Действительно, в нашей российской действительности так много глупостей, неурядиц, многое оскорбляет и раздражает, но тем не менее, писал Пушкин, ни за что на свете не хотел бы переменить отечество, или иметь другую историю, кроме истории наших предков, такой исто­рии, какую нам дал Бог.

Спор Чаадаева и Пушкина — это извечный спор русских интелли­гентов о судьбе России. Одни считали, что Россия и русская история — сплошное недоразумение, что Россия — типично азиатское деспотиче­ское государство с некоторыми элементами европейского управления, с задавленным и необразованным народом, который в силу своей темно­ты поддерживает эту деспотию. И самое лучшее для мыслящего челове­ка — эмигрировать: или за границу, или внутрь себя. Об этом писал Лермонтов:

Прощай, немытая Россия Страна рабов, страна господ, И вы, мундиры голубые, И ты, им преданный народ.

Другие, прекрасно осознавая всю тяжесть и нелепость русской жизни, считали своим нравственным долгом служить делу просвещения, пробуж­дать спящие души, «на тронах поразить порок». Ибо другой родины, дру­гой истории у нас нет, и надо пытаться изменить к лучшему эту.

Апология сумасшедшего

Через год после первого «Философического письма», получившего огромную и отчасти скандальную известность, Чаадаев написал «Апо­логию сумасшедшего», в которой попытался прояснить некоторые свои мысли и дать отпор тем «патриотам», которые обвиняли его в нелюбви

к России.

Чаадаев писал, что пора бы бросить ясный взгляд на наше прошлое, — не затем, чтобы извлечь оттуда старые идеи, а чтобы узнать, как мы должны относиться к нашему прошлому.

Несомненно, соглашался он, в «Философическом письме» даны черес­чур резкие оценки нашей истории, но основное мое чувство не было враж­дебным отечеству. Это было глубокое чувство наших немощей, выражен­ное с болью и горестью. Больше, чем кто-нибудь из вас, писал Чаадаев, обращаясь к «патриотам», я люблю свою страну, желаю ей славы, умею ценить высокие качества моего народа.

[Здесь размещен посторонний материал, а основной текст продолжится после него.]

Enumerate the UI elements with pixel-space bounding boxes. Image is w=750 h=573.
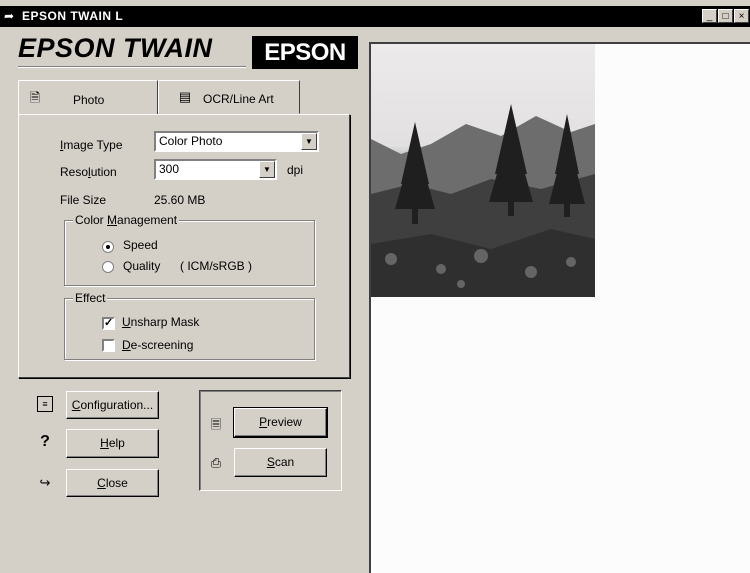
epson-logo: EPSON [252,36,358,69]
image-type-value: Color Photo [159,134,223,148]
scan-actions-frame: 🗏 Preview ⎙ Scan [199,390,342,491]
configuration-button[interactable]: Configuration... [66,391,159,419]
window-title: EPSON TWAIN L [22,9,124,23]
tab-ocr-line-art[interactable]: ▤ OCR/Line Art [158,80,300,114]
maximize-button[interactable]: □ [718,9,733,23]
speed-label: Speed [123,238,158,252]
effect-title: Effect [73,291,108,305]
resolution-label: Resolution [60,165,117,179]
title-bar[interactable]: ➦ EPSON TWAIN L _ □ × [0,6,750,27]
file-size-label: File Size [60,193,107,207]
scan-button[interactable]: Scan [234,448,327,477]
resolution-select[interactable]: 300 ▼ [154,159,277,180]
radio-dot [106,245,110,249]
effect-group: Effect ✓ Unsharp Mask De-screening [64,291,315,360]
unsharp-mask-checkbox[interactable]: ✓ [102,317,115,330]
de-screening-checkbox[interactable] [102,339,115,352]
color-management-group: Color Management Speed Quality ( ICM/sRG… [64,213,315,286]
scanner-icon: ⎙ [210,455,222,470]
help-icon: ? [40,433,50,450]
preview-image[interactable] [371,44,595,297]
configuration-icon: ≡ [37,396,53,412]
quality-icm-note: ( ICM/sRGB ) [180,259,252,273]
landscape-preview-picture [371,104,595,297]
close-button[interactable]: Close [66,469,159,497]
close-door-icon: ↪ [39,475,51,490]
photo-settings-panel: Image Type Color Photo ▼ Resolution 300 … [18,114,350,378]
help-button[interactable]: Help [66,429,159,458]
chevron-down-icon[interactable]: ▼ [259,161,275,178]
resolution-unit: dpi [287,163,304,177]
preview-button[interactable]: Preview [233,407,328,438]
title-divider [18,66,246,68]
de-screening-label: De-screening [122,338,194,352]
speed-radio[interactable] [102,241,114,253]
product-title: EPSON TWAIN [18,33,213,63]
ocr-icon: ▤ [178,89,192,104]
tab-photo[interactable]: 🗎 Photo [18,80,158,116]
close-window-button[interactable]: × [734,9,749,23]
photo-icon: 🗎 [29,90,41,105]
image-type-label: Image Type [60,138,123,152]
color-management-title: Color Management [73,213,180,227]
preview-area[interactable] [369,42,750,573]
file-size-value: 25.60 MB [154,193,206,207]
document-icon: 🗏 [210,417,222,432]
tab-photo-label: Photo [73,93,105,107]
tab-ocr-label: OCR/Line Art [203,92,274,106]
quality-radio[interactable] [102,261,114,273]
resolution-value: 300 [159,162,180,176]
chevron-down-icon[interactable]: ▼ [301,133,317,150]
quality-label: Quality [123,259,161,273]
unsharp-mask-label: Unsharp Mask [122,315,200,329]
app-icon: ➦ [4,9,15,23]
epson-twain-window: ➦ EPSON TWAIN L _ □ × EPSON TWAIN EPSON [0,0,750,573]
minimize-button[interactable]: _ [702,9,717,23]
image-type-select[interactable]: Color Photo ▼ [154,131,319,152]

Но я не научился любить свою ро­дину с закрытыми глазами, с преклоненной головой, запертыми устами. Человек, по мнению Чаадаева, может быть полезен своей стране только в том случае, если ясно видит ее. Прошло время слепых влюб­ленностей, надо с открытыми глазами искать истину.

Я люблю свой народ, говорил Чаадаев, как Петр Великий научил меня любить его. Но мне чужд блаженный патриотизм лени, который все пытается видеть в розовом свете и носится со своими иллюзиями, навязывая их дельным умам.

Чаадаев сожалел, что многие увидели в его письме предсказание России скудного будущего. Да и вина русского народа в конечном счете сводилась к тому, что он был заброшен на крайнюю грань всех цивили­заций мира, вдали от стран, где естественно должно было бы накоп­ляться просвещение, вдали от очагов, откуда оно сияло в течение столь­ких веков.

Мы с изумительной быстротой, отмечал Чаадаев, достигли извест­ного уровня цивилизации, которому справедливо удивляется Европа. Наше могущество держит в трепете мир, наша держава занимает пятую часть земного шара. Но все это было достигнуто лишь по воле наших государей, которой содействовали физические условия страны. Истин­ное же развитие всего народа, его умственных сил, понимание его на­стоящей роли — еще впереди.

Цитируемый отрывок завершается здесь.